The fact that in the Scottish survey 56% of men who were in fact HIV-positive despite having had a previous negative test described themselves as “HIV negative” – more than the proportion who said “I don’t know”, underlined the idea that a lot of gay men feel that a negative test implies negativity for a long time to come, regardless of further risks.

However a large minority of men also expressed significant fears around testing, with about one in six of respondents saying they were “too frightened” to go for a test (or another test) and about one in nine saying they “didn’t want to know”.

So how do we reduce the proportion of people who are undiagnosed and shorten the interval between infection and diagnosis? Undiagnosed HIV may be due to high incidence but it is also due to low rates of testing, with Hart pointing out that no more than two-thirds of UK gay men have had an HIV test compared with 92% in the USA and 96% in Australia.

The new BHIVA/BASHH guidelines recommend an expansion of testing into primary care, with tests for anyone who presents with a list of indicator conditions, and routine screening in A&E departments and at GP registration for patients in Primary Care Trusts (PCTs) where HIV prevalence in the general population is over 0.2% (currently 21 PCTs fit this criterion).

Hart presented new results from a pilot study called Rapid HIV Assessment in Primary Care (RHIVA) in which all new patients aged 18-55 registering at one London GP surgery between October 2007 and March 2008 were routinely offered an OraQuick saliva HIV test. Out of 85 eligible patients, less than half (38) tested. Of the 55% who did not, just over a third said they had had a previous test, but the other two-thirds said they were “not at risk”.

Most participants were positive about the programme.
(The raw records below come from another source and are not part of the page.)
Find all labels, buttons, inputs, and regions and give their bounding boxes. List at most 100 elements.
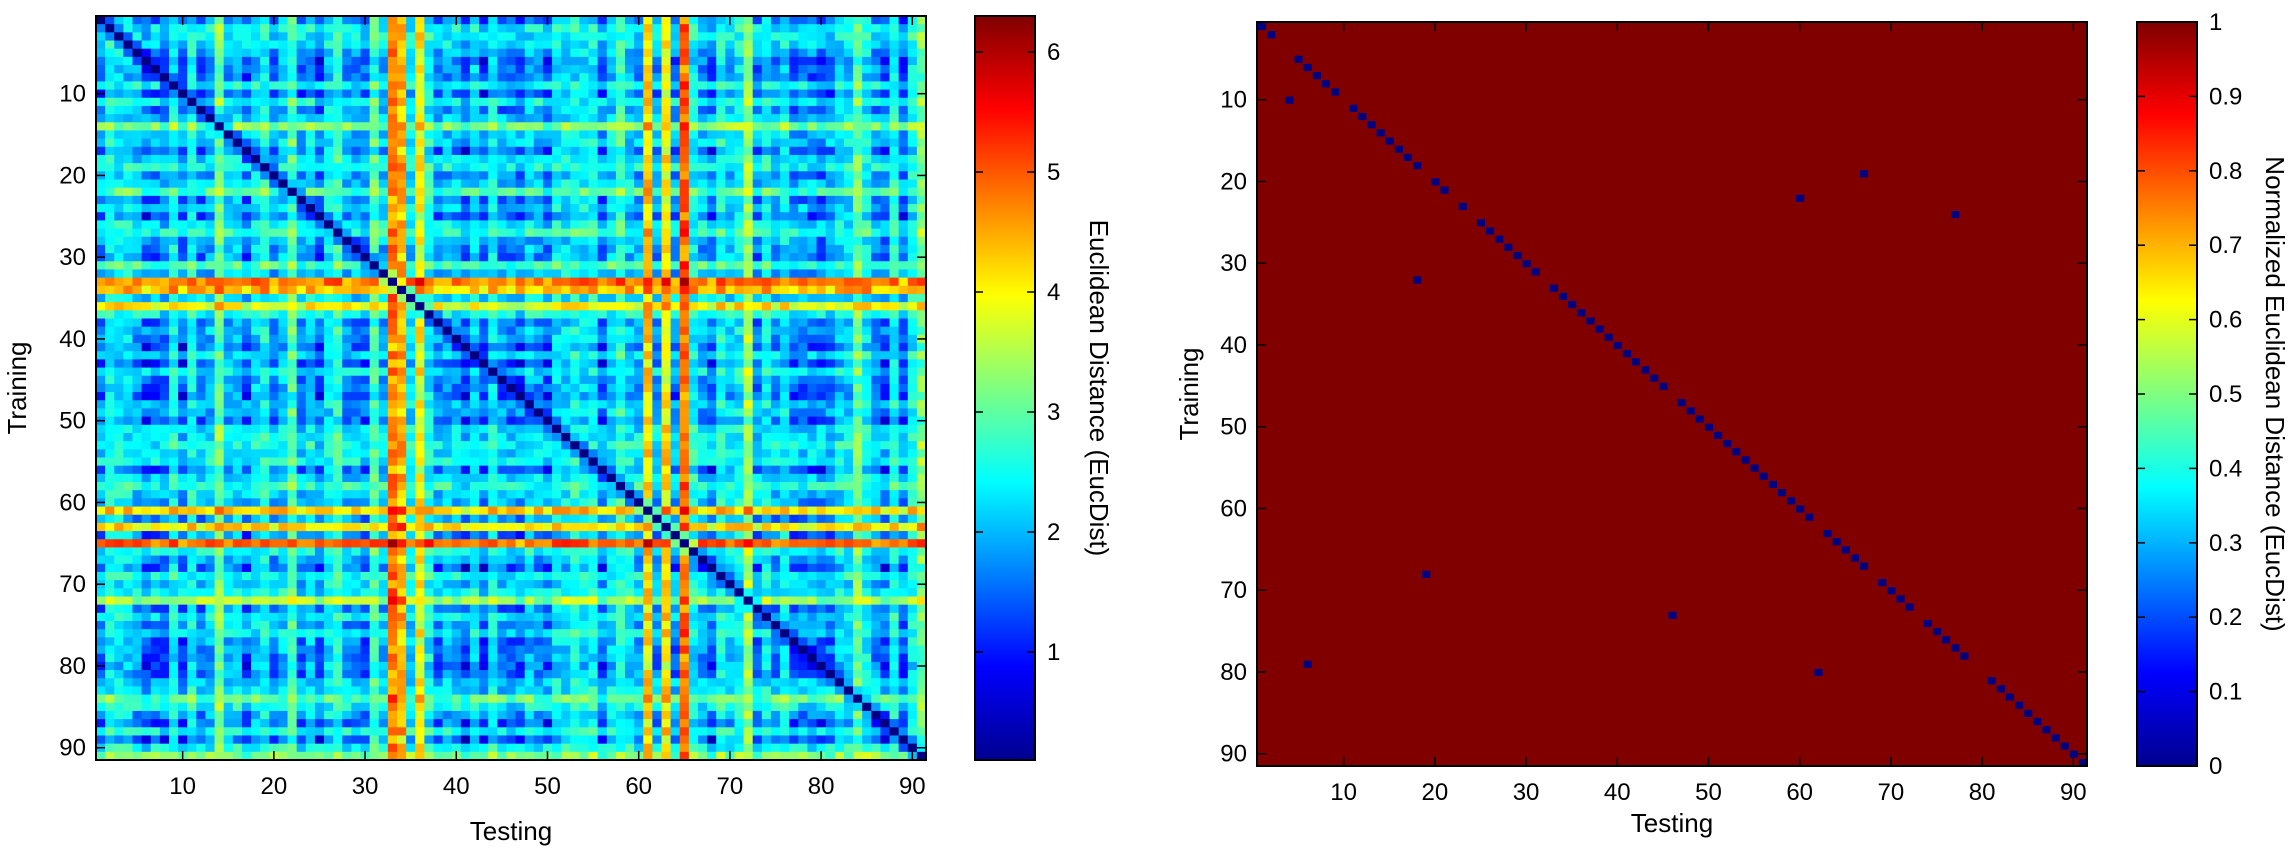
left-heatmap-cell: [533, 163, 544, 172]
left-heatmap-cell: [497, 457, 508, 467]
left-heatmap-cell: [770, 105, 781, 115]
left-heatmap-cell: [305, 195, 316, 205]
left-heatmap-cell: [834, 416, 845, 426]
left-heatmap-cell: [652, 408, 663, 418]
left-heatmap-cell: [260, 367, 270, 377]
left-heatmap-cell: [351, 187, 362, 197]
left-heatmap-cell: [752, 285, 763, 295]
left-heatmap-cell: [296, 122, 307, 132]
left-heatmap-cell: [150, 359, 161, 369]
left-heatmap-cell: [105, 424, 115, 434]
left-heatmap-cell: [178, 318, 188, 328]
left-heatmap-cell: [387, 302, 398, 311]
left-heatmap-cell: [825, 220, 836, 230]
left-heatmap-cell: [232, 457, 243, 467]
left-heatmap-cell: [862, 171, 872, 181]
left-heatmap-cell: [679, 432, 690, 442]
left-heatmap-cell: [305, 105, 316, 115]
left-heatmap-cell: [150, 163, 161, 172]
left-heatmap-cell: [378, 359, 389, 369]
left-heatmap-cell: [159, 56, 170, 66]
left-heatmap-cell: [770, 392, 781, 401]
left-heatmap-cell: [424, 367, 435, 377]
left-heatmap-cell: [716, 269, 726, 279]
left-heatmap-cell: [278, 367, 289, 377]
left-heatmap-cell: [770, 261, 781, 271]
left-heatmap-cell: [697, 392, 708, 401]
left-heatmap-cell: [789, 204, 799, 213]
left-heatmap-cell: [907, 318, 918, 328]
left-heatmap-cell: [661, 367, 672, 377]
left-heatmap-cell: [697, 65, 708, 74]
left-heatmap-cell: [469, 441, 480, 450]
left-heatmap-cell: [260, 432, 270, 442]
left-heatmap-cell: [625, 375, 635, 385]
left-heatmap-cell: [652, 154, 663, 164]
left-heatmap-cell: [324, 228, 334, 238]
left-heatmap-cell: [260, 326, 270, 336]
left-heatmap-cell: [789, 97, 799, 107]
left-heatmap-cell: [542, 334, 553, 344]
left-heatmap-cell: [871, 220, 881, 230]
left-heatmap-cell: [141, 56, 152, 66]
left-heatmap-cell: [351, 416, 362, 426]
left-heatmap-cell: [761, 424, 772, 434]
left-heatmap-cell: [761, 269, 772, 279]
left-heatmap-cell: [488, 277, 498, 287]
left-heatmap-cell: [898, 261, 909, 271]
left-heatmap-cell: [406, 24, 416, 33]
left-heatmap-cell: [679, 326, 690, 336]
left-heatmap-cell: [141, 154, 152, 164]
left-heatmap-cell: [615, 163, 626, 172]
left-heatmap-cell: [625, 48, 635, 58]
left-heatmap-cell: [625, 359, 635, 369]
left-heatmap-cell: [260, 32, 270, 42]
left-heatmap-cell: [460, 318, 471, 328]
left-heatmap-cell: [597, 146, 608, 156]
left-heatmap-cell: [643, 16, 653, 25]
left-heatmap-cell: [789, 457, 799, 467]
left-heatmap-cell: [469, 179, 480, 189]
left-heatmap-cell: [789, 130, 799, 140]
left-heatmap-cell: [305, 326, 316, 336]
left-heatmap-cell: [807, 212, 818, 221]
left-heatmap-cell: [150, 310, 161, 320]
left-heatmap-cell: [159, 122, 170, 132]
left-heatmap-cell: [716, 351, 726, 360]
left-heatmap-cell: [105, 163, 115, 172]
left-heatmap-cell: [278, 32, 289, 42]
left-heatmap-cell: [278, 457, 289, 467]
left-heatmap-cell: [606, 204, 617, 213]
left-heatmap-cell: [442, 432, 453, 442]
left-heatmap-cell: [278, 146, 289, 156]
left-heatmap-cell: [570, 343, 581, 352]
left-heatmap-cell: [615, 187, 626, 197]
left-heatmap-cell: [862, 343, 872, 352]
left-heatmap-cell: [424, 326, 435, 336]
left-heatmap-cell: [853, 179, 863, 189]
left-heatmap-cell: [588, 432, 599, 442]
left-heatmap-cell: [241, 375, 252, 385]
left-heatmap-cell: [871, 81, 881, 91]
left-heatmap-cell: [707, 130, 717, 140]
left-heatmap-cell: [716, 187, 726, 197]
left-heatmap-cell: [387, 269, 398, 279]
left-heatmap-cell: [625, 457, 635, 467]
left-heatmap-cell: [588, 293, 599, 303]
left-heatmap-cell: [515, 138, 526, 148]
left-heatmap-cell: [807, 449, 818, 459]
left-heatmap-cell: [260, 163, 270, 172]
left-heatmap-cell: [223, 400, 234, 410]
left-heatmap-cell: [296, 375, 307, 385]
left-heatmap-cell: [853, 432, 863, 442]
left-heatmap-cell: [597, 228, 608, 238]
left-heatmap-cell: [752, 326, 763, 336]
left-heatmap-cell: [707, 81, 717, 91]
left-heatmap-cell: [351, 432, 362, 442]
left-heatmap-cell: [342, 392, 352, 401]
left-heatmap-cell: [351, 146, 362, 156]
left-heatmap-cell: [168, 40, 179, 50]
left-heatmap-cell: [889, 293, 900, 303]
left-heatmap-cell: [533, 441, 544, 450]
left-heatmap-cell: [615, 16, 626, 25]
One Nigerian man commented that “If you go to a GUM clinic you will be stigmatised, but with a GP no-one will know you’ve had a test. I have never, ever been offered an HIV test before.” However a minority of patients were worried that “it’s so quick – it could be a real shock” or that the test was “intrusive”.
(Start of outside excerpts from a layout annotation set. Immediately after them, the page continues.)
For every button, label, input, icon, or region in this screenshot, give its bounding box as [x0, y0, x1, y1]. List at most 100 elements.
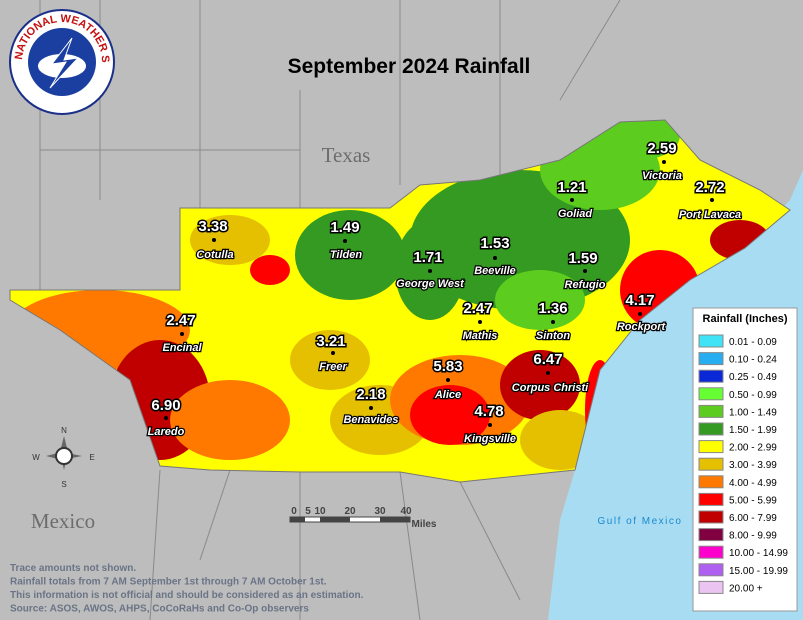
- gulf-label: Gulf of Mexico: [598, 516, 683, 527]
- legend-swatch: [698, 404, 724, 418]
- station-name: Encinal: [162, 342, 202, 354]
- scale-tick: 10: [314, 506, 326, 517]
- scale-tick: 0: [291, 506, 297, 517]
- scale-tick: 5: [305, 506, 311, 517]
- station-value: 1.49: [330, 219, 359, 236]
- legend-label: 1.50 - 1.99: [729, 425, 777, 436]
- legend-swatch: [698, 369, 724, 383]
- station-name: Port Lavaca: [679, 209, 741, 221]
- legend-swatch: [698, 440, 724, 454]
- station-dot: [343, 239, 347, 243]
- station-dot: [493, 256, 497, 260]
- station-dot: [369, 406, 373, 410]
- legend-swatch: [698, 387, 724, 401]
- station-name: Goliad: [558, 208, 593, 220]
- scale-tick: 20: [344, 506, 356, 517]
- legend-label: 2.00 - 2.99: [729, 443, 777, 454]
- station-value: 1.36: [538, 300, 567, 317]
- legend-label: 3.00 - 3.99: [729, 460, 777, 471]
- station-dot: [180, 332, 184, 336]
- legend-swatch: [698, 545, 724, 559]
- scale-bar: [289, 516, 411, 523]
- station-name: Refugio: [565, 279, 606, 291]
- station-value: 2.18: [356, 386, 385, 403]
- station-value: 3.21: [316, 333, 345, 350]
- region-outline: [9, 119, 791, 483]
- legend-swatch: [698, 492, 724, 506]
- station-name: Alice: [434, 389, 461, 401]
- station-value: 1.21: [557, 179, 586, 196]
- station-dot: [546, 371, 550, 375]
- station-value: 2.47: [166, 312, 195, 329]
- station-name: Victoria: [642, 170, 682, 182]
- station-value: 5.83: [433, 358, 462, 375]
- station-dot: [583, 269, 587, 273]
- legend-label: 4.00 - 4.99: [729, 478, 777, 489]
- station-dot: [428, 269, 432, 273]
- station-value: 6.47: [533, 351, 562, 368]
- county-lines: [39, 0, 621, 620]
- station-name: Freer: [319, 361, 347, 373]
- station-name: Cotulla: [196, 249, 233, 261]
- country-label: Mexico: [31, 509, 95, 533]
- legend-swatch: [698, 475, 724, 489]
- compass-letter: N: [61, 426, 67, 435]
- station-value: 1.59: [568, 250, 597, 267]
- station-name: Sinton: [536, 330, 570, 342]
- legend-label: 8.00 - 9.99: [729, 531, 777, 542]
- station-name: Kingsville: [464, 433, 516, 445]
- station-value: 3.38: [198, 218, 227, 235]
- station-dot: [212, 238, 216, 242]
- compass: [46, 436, 82, 470]
- station-name: Tilden: [330, 249, 362, 261]
- station-name: George West: [396, 278, 465, 290]
- station-dot: [488, 423, 492, 427]
- legend-swatch: [698, 457, 724, 471]
- legend-swatch: [698, 580, 724, 594]
- station-dot: [570, 198, 574, 202]
- compass-letter: S: [61, 480, 66, 489]
- legend-label: 20.00 +: [729, 583, 763, 594]
- station-value: 4.78: [474, 403, 503, 420]
- station-name: Corpus Christi: [512, 382, 589, 394]
- station-value: 6.90: [151, 397, 180, 414]
- footnote: Rainfall totals from 7 AM September 1st …: [10, 577, 327, 588]
- legend-label: 15.00 - 19.99: [729, 566, 788, 577]
- station-value: 2.59: [647, 140, 676, 157]
- station-dot: [164, 416, 168, 420]
- station-dot: [331, 351, 335, 355]
- station-dot: [638, 312, 642, 316]
- scale-tick: 30: [374, 506, 386, 517]
- footnote: This information is not official and sho…: [10, 590, 364, 601]
- station-value: 1.53: [480, 235, 509, 252]
- station-dot: [478, 320, 482, 324]
- legend-label: 10.00 - 14.99: [729, 548, 788, 559]
- station-name: Benavides: [343, 414, 398, 426]
- legend-label: 5.00 - 5.99: [729, 495, 777, 506]
- legend-swatch: [698, 422, 724, 436]
- scale-unit: Miles: [411, 519, 436, 530]
- legend-label: 6.00 - 7.99: [729, 513, 777, 524]
- legend-label: 0.01 - 0.09: [729, 337, 777, 348]
- station-name: Rockport: [617, 321, 667, 333]
- station-name: Beeville: [474, 265, 516, 277]
- legend-swatch: [698, 334, 724, 348]
- legend-label: 1.00 - 1.49: [729, 407, 777, 418]
- station-value: 2.47: [463, 300, 492, 317]
- legend-label: 0.10 - 0.24: [729, 355, 777, 366]
- station-value: 4.17: [625, 292, 654, 309]
- station-name: Laredo: [148, 426, 185, 438]
- station-dot: [551, 320, 555, 324]
- station-name: Mathis: [463, 330, 498, 342]
- scale-tick: 40: [400, 506, 412, 517]
- compass-letter: E: [89, 453, 94, 462]
- station-dot: [662, 160, 666, 164]
- nws-logo: NATIONAL WEATHER SERVICE: [0, 0, 115, 115]
- state-label: Texas: [322, 143, 371, 167]
- station-value: 2.72: [695, 179, 724, 196]
- legend-label: 0.50 - 0.99: [729, 390, 777, 401]
- legend-swatch: [698, 510, 724, 524]
- legend-swatch: [698, 352, 724, 366]
- station-value: 1.71: [413, 249, 442, 266]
Professor George Kinghorn of the Royal Hallamshire Hospital in Sheffield also emphasised the section of the new BHIVA/BASHH testing guidelines that say “any competent healthcare professional” should be able to do an HIV test.

He was critical of medical personnel who still do not think of testing despite symptoms suggestive of AIDS. “These cases have been regarded as medically unfortunate,” he commented, “but in the future they may be regarded as medically negligent.”
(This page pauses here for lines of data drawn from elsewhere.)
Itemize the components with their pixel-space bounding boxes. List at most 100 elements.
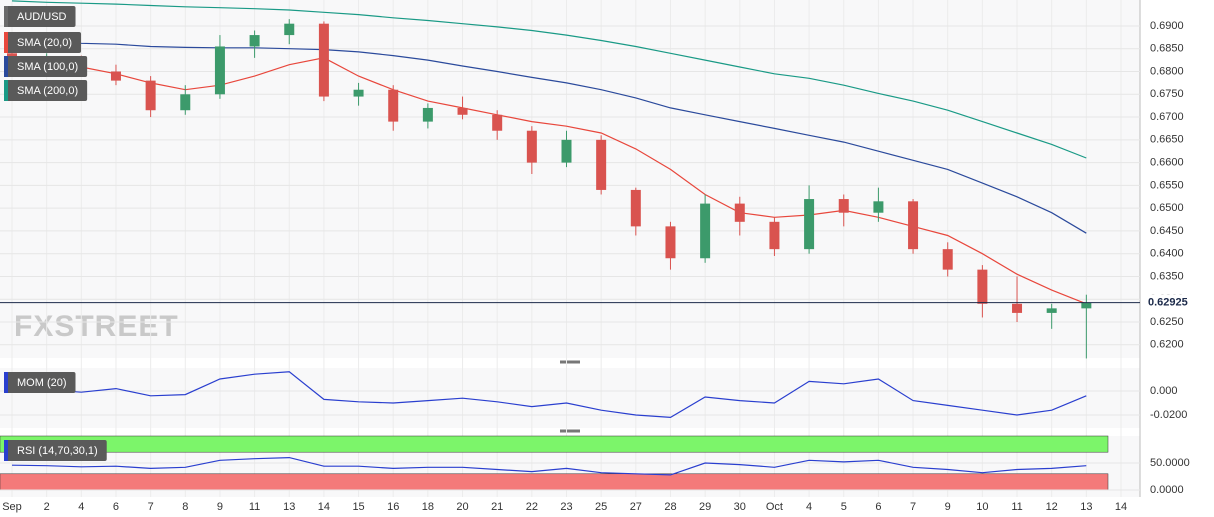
candle-body — [873, 201, 884, 213]
x-tick-label: 8 — [182, 501, 188, 513]
legend-label: MOM (20) — [17, 377, 67, 389]
legend-item: AUD/USD — [4, 6, 76, 27]
x-tick-label: 2 — [44, 501, 50, 513]
y-tick-label: 0.6400 — [1150, 248, 1184, 260]
x-tick-label: 9 — [945, 501, 951, 513]
x-tick-label: 10 — [976, 501, 988, 513]
legend-box — [4, 372, 76, 393]
x-tick-label: 5 — [841, 501, 847, 513]
x-tick-label: Oct — [766, 501, 783, 513]
legend-swatch — [4, 6, 8, 27]
y-tick-label: 0.6600 — [1150, 157, 1184, 169]
legend-swatch — [4, 440, 8, 461]
candle-body — [422, 107, 433, 122]
candle-body — [596, 139, 607, 190]
y-tick-label: 0.6200 — [1150, 339, 1184, 351]
watermark: FXSTREET — [14, 310, 179, 343]
candle-body — [942, 249, 953, 270]
main-panel — [0, 0, 1140, 358]
y-tick-label: 0.6800 — [1150, 65, 1184, 77]
x-tick-label: 18 — [422, 501, 434, 513]
x-tick-label: 9 — [217, 501, 223, 513]
x-tick-label: 20 — [456, 501, 468, 513]
candle-body — [908, 201, 919, 250]
legend-label: AUD/USD — [17, 11, 67, 23]
x-tick-label: 23 — [560, 501, 572, 513]
candle-body — [180, 94, 191, 111]
candle-body — [838, 199, 849, 213]
y-tick-label: 0.6500 — [1150, 202, 1184, 214]
legend-item: RSI (14,70,30,1) — [4, 440, 107, 461]
series-line — [11, 57, 1087, 305]
last-price-label: 0.62925 — [1148, 297, 1188, 309]
legend-item: SMA (20,0) — [4, 32, 82, 53]
y-tick-label: -0.0200 — [1150, 409, 1187, 421]
x-tick-label: 21 — [491, 501, 503, 513]
candle-body — [1046, 308, 1057, 313]
x-tick-label: 6 — [875, 501, 881, 513]
y-tick-label: 0.6650 — [1150, 134, 1184, 146]
band — [0, 473, 1109, 491]
x-tick-label: 16 — [387, 501, 399, 513]
candle-body — [769, 221, 780, 250]
y-tick-label: 0.6450 — [1150, 225, 1184, 237]
x-tick-label: 22 — [526, 501, 538, 513]
candle-body — [214, 46, 225, 95]
legend-box — [4, 80, 88, 101]
y-tick-label: 0.0000 — [1150, 484, 1184, 496]
legend-box — [4, 6, 76, 27]
legend-swatch — [4, 32, 8, 53]
legend-item: SMA (200,0) — [4, 80, 88, 101]
series-line — [11, 36, 1087, 234]
x-tick-label: 30 — [734, 501, 746, 513]
legend-swatch — [4, 80, 8, 101]
band — [0, 435, 1109, 453]
legend-box — [4, 32, 82, 53]
x-tick-label: 13 — [283, 501, 295, 513]
x-tick-label: 29 — [699, 501, 711, 513]
legend-box — [4, 56, 88, 77]
candle-body — [353, 89, 364, 97]
legend-item: MOM (20) — [4, 372, 76, 393]
x-tick-label: 14 — [1115, 501, 1127, 513]
candle-body — [804, 199, 815, 250]
y-tick-label: 0.000 — [1150, 385, 1178, 397]
candle-body — [1012, 303, 1023, 313]
x-tick-label: 6 — [113, 501, 119, 513]
candle-body — [526, 130, 537, 163]
x-tick-label: 12 — [1046, 501, 1058, 513]
x-tick-label: 14 — [318, 501, 330, 513]
y-tick-label: 0.6250 — [1150, 316, 1184, 328]
candle-body — [388, 89, 399, 122]
x-tick-label: 13 — [1080, 501, 1092, 513]
legend-item: SMA (100,0) — [4, 56, 88, 77]
candle-body — [145, 80, 156, 111]
x-tick-label: 7 — [910, 501, 916, 513]
candle-body — [561, 139, 572, 163]
x-tick-label: 4 — [806, 501, 812, 513]
series-line — [11, 0, 1087, 159]
candle-body — [284, 23, 295, 36]
candle-body — [110, 71, 121, 81]
last-price-box — [1141, 294, 1197, 311]
y-tick-label: 0.6700 — [1150, 111, 1184, 123]
candle-body — [734, 203, 745, 222]
x-tick-label: 11 — [1011, 501, 1022, 513]
legend-label: RSI (14,70,30,1) — [17, 445, 98, 457]
candle-body — [1081, 302, 1092, 309]
candle-body — [249, 35, 260, 47]
series-line — [11, 371, 1087, 419]
x-tick-label: 11 — [249, 501, 260, 513]
y-tick-label: 0.6550 — [1150, 179, 1184, 191]
y-tick-label: 0.6750 — [1150, 88, 1184, 100]
y-tick-label: 50.0000 — [1150, 457, 1190, 469]
candle-body — [977, 269, 988, 304]
mom-panel — [0, 368, 1140, 428]
x-tick-label: Sep — [2, 501, 22, 513]
x-tick-label: 27 — [630, 501, 642, 513]
candle-body — [318, 23, 329, 97]
x-tick-label: 25 — [595, 501, 607, 513]
candle-body — [665, 226, 676, 259]
candle-body — [492, 114, 503, 131]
While backing the guidelines’ recommendation for routine screening of patients in A&E and at GPs, he asked, “Why is it more acceptable to screen the asymptomatic than to do the obvious and test where symptoms indicate HIV?”

Dr Martin Fisher of Brighton and Sussex University Hospital highlighted a case he had presented the previous day, in which a 26-year-old Spanish man presented with meningitis and fever but was not asked about sexual risks or tested for HIV, and was subsequently found to be the source partner of a man who tested HIV-positive a year later. The man concerned had tried to sue the hospital for not testing him, Dr Fisher noted.

Main references

Phillips A Epidemiology of undiagnosed infection and its implications for onward transmission of HIV in the UK. Joint BHIVA/BASHH Ordinary General Meeting, BHIVA autumn conference, London, 2008.

Hart G Why do some patients refuse HIV testing? Joint BHIVA/BASHH Ordinary General Meeting, BHIVA autumn conference, London, 2008.

Kinghorn G How to reduce the prevalence of undiagnosed HIV infection outside the clinic. Joint BHIVA/BASHH Ordinary General Meeting, BHIVA autumn conference, London, 2008.

Other references

The UK Collaborative Group for HIV and STI Surveillance Testing Times. HIV and other Sexually Transmitted Infections in the United Kingdom: 2007. London: Health Protection Agency, Centre for Infections, 2007.

Williamson LM et al. Sexual risk behaviour and knowledge of HIV status among community samples of gay men in the UK. AIDS 22(9): 1063-1070, 2008.

Williamson LM et al. HIV prevalence and undiagnosed infection among a community sample of gay men in Scotland. JAIDS 45(2):224-30, 2007.